Daftar Kudeta Militer Terjadi di Turkiye (Bagian 2 - Habis)
KAKI BUKIT – Kudeta dalam perspektif demokrasi menurut Sri Kurnia Sari & A Arifin dalam “Dampak Kegagalan Kudeta Militer Turki Tahun 2016 Terhadap Politik di Turki” (2019), merupakan sebuah penyakit kronis yang ingin dihilangkan dari sistem politik.
Demokrasi sebagai sebuah mekanisme politik menghendaki proses transformasi kekuasaan yang dilakukan melalui proses politik yang tidak mempergunakan instrumen kekuasaan. Sehingga apapun alasan di balik kudeta, baik yang klise seperti demi kesejahteraan umum, penegakan hukum dan alasan lainnya, ditolak keberadaannya.
Menurut Eric A Nordlinger dalam “Militer dalam Politik : Kudeta dan Pemerintahan” (1990) bahwa kudeta sebagai bagian dari proses politik. Nordlinger menjelaskan bahwa kudeta merupakan sebuah kunci bagi seorang perwira militer untuk dapat mengambil alih kekuasaan negara yang kemudian peristiwa kudeta itu disebut kudeta militer.
Ini biasanya dilakukan berdasarkan keadaan negara yang situasinya memburuk dari sisi ekonomi dan politik, misalnya korupsi oleh pejabat negara, aktor-aktor separatisme, kenaikan tingkat inflasi, tingkat pengangguran yang naik, dan lain-lain. Kudeta militer ini digunakan ketika muncul ketidakpercayaan lagi terhadap pemerintah yang sedang berkuasa dan berlaku tidak taat.

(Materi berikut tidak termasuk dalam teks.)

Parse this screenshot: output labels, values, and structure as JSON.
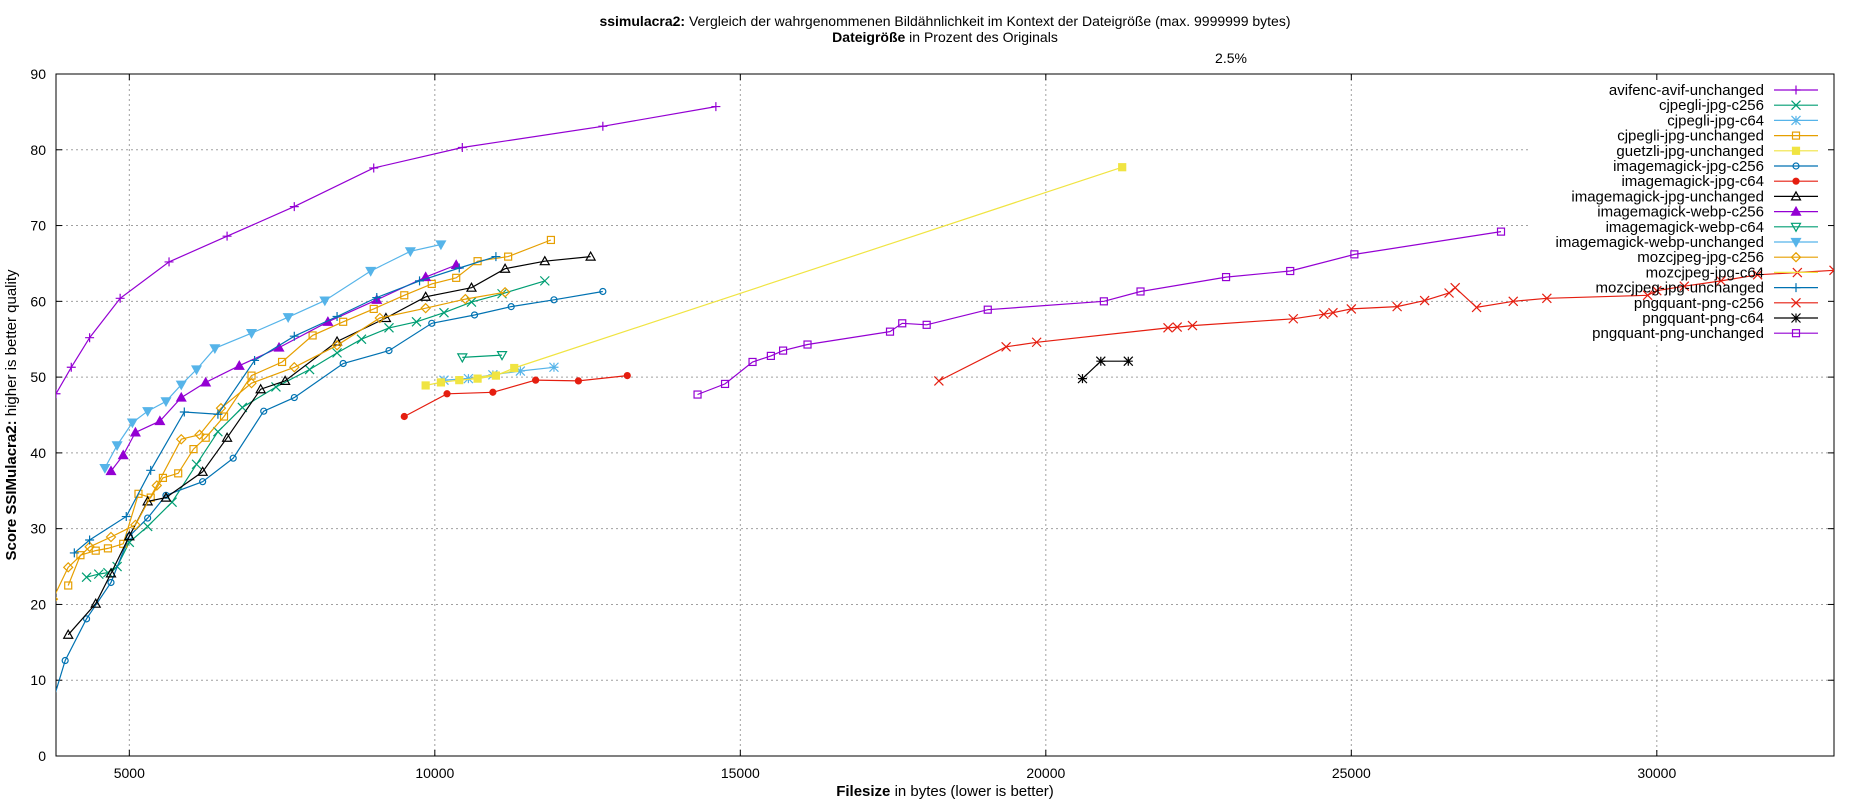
{
  "chart_data": {
    "type": "line",
    "title": {
      "bold": "ssimulacra2:",
      "rest": " Vergleich der wahrgenommenen Bildähnlichkeit im Kontext der Dateigröße (max. 9999999 bytes)"
    },
    "subtitle": {
      "bold": "Dateigröße",
      "rest": " in Prozent des Originals"
    },
    "top_tick_label": "2.5%",
    "xlabel": {
      "bold": "Filesize",
      "rest": " in bytes (lower is better)"
    },
    "ylabel": {
      "bold": "Score SSIMulacra2:",
      "rest": " higher is better quality"
    },
    "xlim": [
      3800,
      32900
    ],
    "ylim": [
      0,
      90
    ],
    "xticks": [
      5000,
      10000,
      15000,
      20000,
      25000,
      30000
    ],
    "yticks": [
      0,
      10,
      20,
      30,
      40,
      50,
      60,
      70,
      80,
      90
    ],
    "grid": true,
    "legend_position": "top-right",
    "series": [
      {
        "name": "avifenc-avif-unchanged",
        "color": "#9400d3",
        "marker": "plus",
        "x": [
          3650,
          3800,
          4050,
          4350,
          4850,
          5650,
          6600,
          7700,
          9000,
          10450,
          12750,
          14600
        ],
        "y": [
          46,
          47.8,
          51.3,
          55.2,
          60.4,
          65.2,
          68.6,
          72.5,
          77.6,
          80.3,
          83.1,
          85.7
        ]
      },
      {
        "name": "cjpegli-jpg-c256",
        "color": "#009e73",
        "marker": "x",
        "x": [
          4300,
          4500,
          4650,
          4800,
          5000,
          5300,
          5700,
          6100,
          6450,
          6850,
          7400,
          7950,
          8400,
          8800,
          9250,
          9700,
          10150,
          10600,
          11100,
          11800
        ],
        "y": [
          23.6,
          24,
          24.2,
          25,
          28.2,
          30.3,
          33.5,
          38.5,
          42.8,
          46,
          48.7,
          51,
          53.2,
          55,
          56.5,
          57.3,
          58.5,
          59.9,
          61,
          62.7
        ]
      },
      {
        "name": "cjpegli-jpg-c64",
        "color": "#56b4e9",
        "marker": "star",
        "x": [
          10150,
          10550,
          10950,
          11400,
          11950
        ],
        "y": [
          49.6,
          49.8,
          50.3,
          50.8,
          51.3
        ]
      },
      {
        "name": "cjpegli-jpg-unchanged",
        "color": "#e69f00",
        "marker": "square",
        "x": [
          4000,
          4200,
          4450,
          4650,
          4900,
          5150,
          5350,
          5550,
          5800,
          6050,
          6250,
          6550,
          7000,
          7500,
          8000,
          8500,
          9000,
          9500,
          9950,
          10350,
          10700,
          11200,
          11900
        ],
        "y": [
          22.5,
          26.5,
          27.1,
          27.4,
          28,
          34.6,
          34.1,
          36.7,
          37.3,
          40.5,
          42,
          44.8,
          50.2,
          52,
          55.5,
          57.3,
          59,
          60.8,
          62.3,
          63.1,
          65.3,
          65.9,
          68.1
        ]
      },
      {
        "name": "guetzli-jpg-unchanged",
        "color": "#f0e442",
        "marker": "fsquare",
        "x": [
          9850,
          10100,
          10400,
          10700,
          11000,
          11300,
          21250
        ],
        "y": [
          48.9,
          49.3,
          49.6,
          49.8,
          50.2,
          51.2,
          77.7
        ]
      },
      {
        "name": "imagemagick-jpg-c256",
        "color": "#0072b2",
        "marker": "circle",
        "x": [
          3650,
          3950,
          4300,
          4700,
          5000,
          5300,
          5600,
          6200,
          6700,
          7200,
          7700,
          8500,
          9250,
          9950,
          10650,
          11250,
          11950,
          12750
        ],
        "y": [
          4.6,
          12.6,
          18.1,
          22.9,
          29,
          31.4,
          34.4,
          36.2,
          39.3,
          45.5,
          47.3,
          51.8,
          53.5,
          57.1,
          58.2,
          59.3,
          60.2,
          61.3
        ]
      },
      {
        "name": "imagemagick-jpg-c64",
        "color": "#e51e10",
        "marker": "fcircle",
        "x": [
          9500,
          10200,
          10950,
          11650,
          12350,
          13150
        ],
        "y": [
          44.8,
          47.8,
          48,
          49.6,
          49.5,
          50.2
        ]
      },
      {
        "name": "imagemagick-jpg-unchanged",
        "color": "#000000",
        "marker": "triangle",
        "x": [
          4000,
          4450,
          4700,
          5000,
          5300,
          5600,
          6200,
          6600,
          7150,
          7550,
          8400,
          9200,
          9850,
          10600,
          11150,
          11800,
          12550
        ],
        "y": [
          16,
          20.1,
          24.1,
          29,
          33.6,
          34.1,
          37.5,
          42,
          48.4,
          49.5,
          54.7,
          57.8,
          60.6,
          61.8,
          64.3,
          65.3,
          65.9
        ]
      },
      {
        "name": "imagemagick-webp-c256",
        "color": "#9400d3",
        "marker": "ftriangle",
        "x": [
          4700,
          4900,
          5100,
          5500,
          5850,
          6250,
          6800,
          7450,
          8250,
          9050,
          9850,
          10350
        ],
        "y": [
          37.6,
          39.7,
          42.7,
          44.2,
          47.3,
          49.3,
          51.5,
          53.9,
          57.3,
          60.2,
          63.2,
          64.8
        ]
      },
      {
        "name": "imagemagick-webp-c64",
        "color": "#009e73",
        "marker": "dtriangle",
        "x": [
          10450,
          11100
        ],
        "y": [
          52.6,
          52.9
        ]
      },
      {
        "name": "imagemagick-webp-unchanged",
        "color": "#56b4e9",
        "marker": "fdtriangle",
        "x": [
          4600,
          4800,
          5050,
          5300,
          5600,
          5850,
          6100,
          6400,
          7000,
          7600,
          8200,
          8950,
          9600,
          10100
        ],
        "y": [
          38,
          41,
          44,
          45.5,
          46.8,
          49,
          51,
          53.8,
          55.8,
          57.9,
          60.1,
          64,
          66.6,
          67.5
        ]
      },
      {
        "name": "mozcjpeg-jpg-c256",
        "color": "#e69f00",
        "marker": "diamond",
        "x": [
          3750,
          4000,
          4350,
          4700,
          5100,
          5450,
          5850,
          6150,
          6500,
          7000,
          7700,
          8400,
          9100,
          9850,
          10500,
          11150
        ],
        "y": [
          20.7,
          24.9,
          27.6,
          28.9,
          30.5,
          35.7,
          41.8,
          42.4,
          45.9,
          49.2,
          51.3,
          54.2,
          57.8,
          59.1,
          60.3,
          61.2
        ]
      },
      {
        "name": "mozcjpeg-jpg-c64",
        "color": "#f0e442",
        "marker": "none",
        "x": [
          10600,
          11100,
          11350
        ],
        "y": [
          49.8,
          50.5,
          50.9
        ]
      },
      {
        "name": "mozcjpeg-jpg-unchanged",
        "color": "#0072b2",
        "marker": "plus",
        "x": [
          4100,
          4350,
          4950,
          5350,
          5900,
          6450,
          7050,
          7700,
          8400,
          9050,
          9750,
          10400,
          11000
        ],
        "y": [
          26.8,
          28.5,
          31.6,
          37.7,
          45.4,
          45.1,
          52.2,
          55.4,
          58,
          60.5,
          62.7,
          64.4,
          65.9
        ]
      },
      {
        "name": "pngquant-png-c256",
        "color": "#e51e10",
        "marker": "x",
        "x": [
          18250,
          19350,
          19850,
          22000,
          22150,
          22400,
          24050,
          24550,
          24700,
          25000,
          25750,
          26200,
          26600,
          26700,
          27050,
          27650,
          28200,
          29850,
          30000,
          30450,
          31050,
          31650,
          32300,
          32900
        ],
        "y": [
          49.5,
          54,
          54.6,
          56.5,
          56.6,
          56.8,
          57.7,
          58.3,
          58.5,
          59,
          59.3,
          60.1,
          61.1,
          61.8,
          59.2,
          60,
          60.4,
          60.8,
          61.4,
          62,
          62.7,
          63.5,
          63.8,
          64.1
        ]
      },
      {
        "name": "pngquant-png-c64",
        "color": "#000000",
        "marker": "star",
        "x": [
          20600,
          20900,
          21350
        ],
        "y": [
          49.8,
          52.1,
          52.1
        ]
      },
      {
        "name": "pngquant-png-unchanged",
        "color": "#9400d3",
        "marker": "square",
        "x": [
          14300,
          14750,
          15200,
          15500,
          15700,
          16100,
          17450,
          17650,
          18050,
          19050,
          20950,
          21550,
          22950,
          24000,
          25050,
          27450
        ],
        "y": [
          47.7,
          49.1,
          52,
          52.8,
          53.5,
          54.3,
          56,
          57.1,
          56.9,
          58.9,
          60,
          61.3,
          63.2,
          64,
          66.2,
          69.2
        ]
      }
    ]
  }
}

Banyak negara di dunia telah merasakan peristiwa politik yang disebut kudeta tersebut, baik yang berhasil maupun gagal seperti yang terjadi di Turkiye pada 15 Juli 2016. Aksi kudeta di Turkiye yang gagal menggulingkan Presiden Recep Tayyip Erdogan bukan yang pertama kali terjadi di negara yang terletak di dua benua, Asia dan Eropa.
Negara Turki luas wilayahnya sekitar 814.578 kilometer persegi, sekitar 97 persen dari luasnya terletak di benua Asia dan sisanya sekitar 3 persen (24.378 km persegi) terletak di benua Eropa. Posisi geografi yang strategis itu menjadikan Turki jembatan antara Timur dan Barat.
Secara historis, bangsa Turki mewarisi peradaban Romawi di Anatolia, peradaban Islam, Arab dan Persia sebagai warisan dari Imperium Utsmani dan pengaruh negara-negara Barat Modern.
Pasca runtuhnya kekaisaran Islam Ottoman yang digantikan dengan Republik Turki pada tahun 1923 Turki dikenal sebagai negara Islam yang menganut ideologi politik yang lebih condong ke Barat. Dimotori oleh Mustafa Kemal Attarturk secara resmi pada tanggal 3 Maret tahun 1924 mengahapus khalifah di bumi Turki.
Mustafa Kemal Attaturk memimpin Turki dengan mengadopsi nilai-nilai ideologi Barat dalam sendi-sendi pemerintahannya melalui progam reformasi politik yang berwacanakan westernisasi dan modernisasi. Agama dipisahkan dari kehidupan pemerintahan sehari-hari, fungsi agama dalam kehidupan berpolitik diatur langsung oleh negara. Sejak saat itu Turki menjadi negara sekuler.
Imron Mustofa menulis dalam “Turki Antara Sekularisme dan Aroma Islam; Studi atas Pemikiran Niyazi Berkes” (2016), sekularisme yang berkembang di Turki pada masa Attaturk menjadikan Turki sebagai Negara “Barat” yang ada di wilayah Timur Tengah dengan segala nuansa sekularisme tak ubahnya seperti suasana di negara-negara Eropa dan Amerika.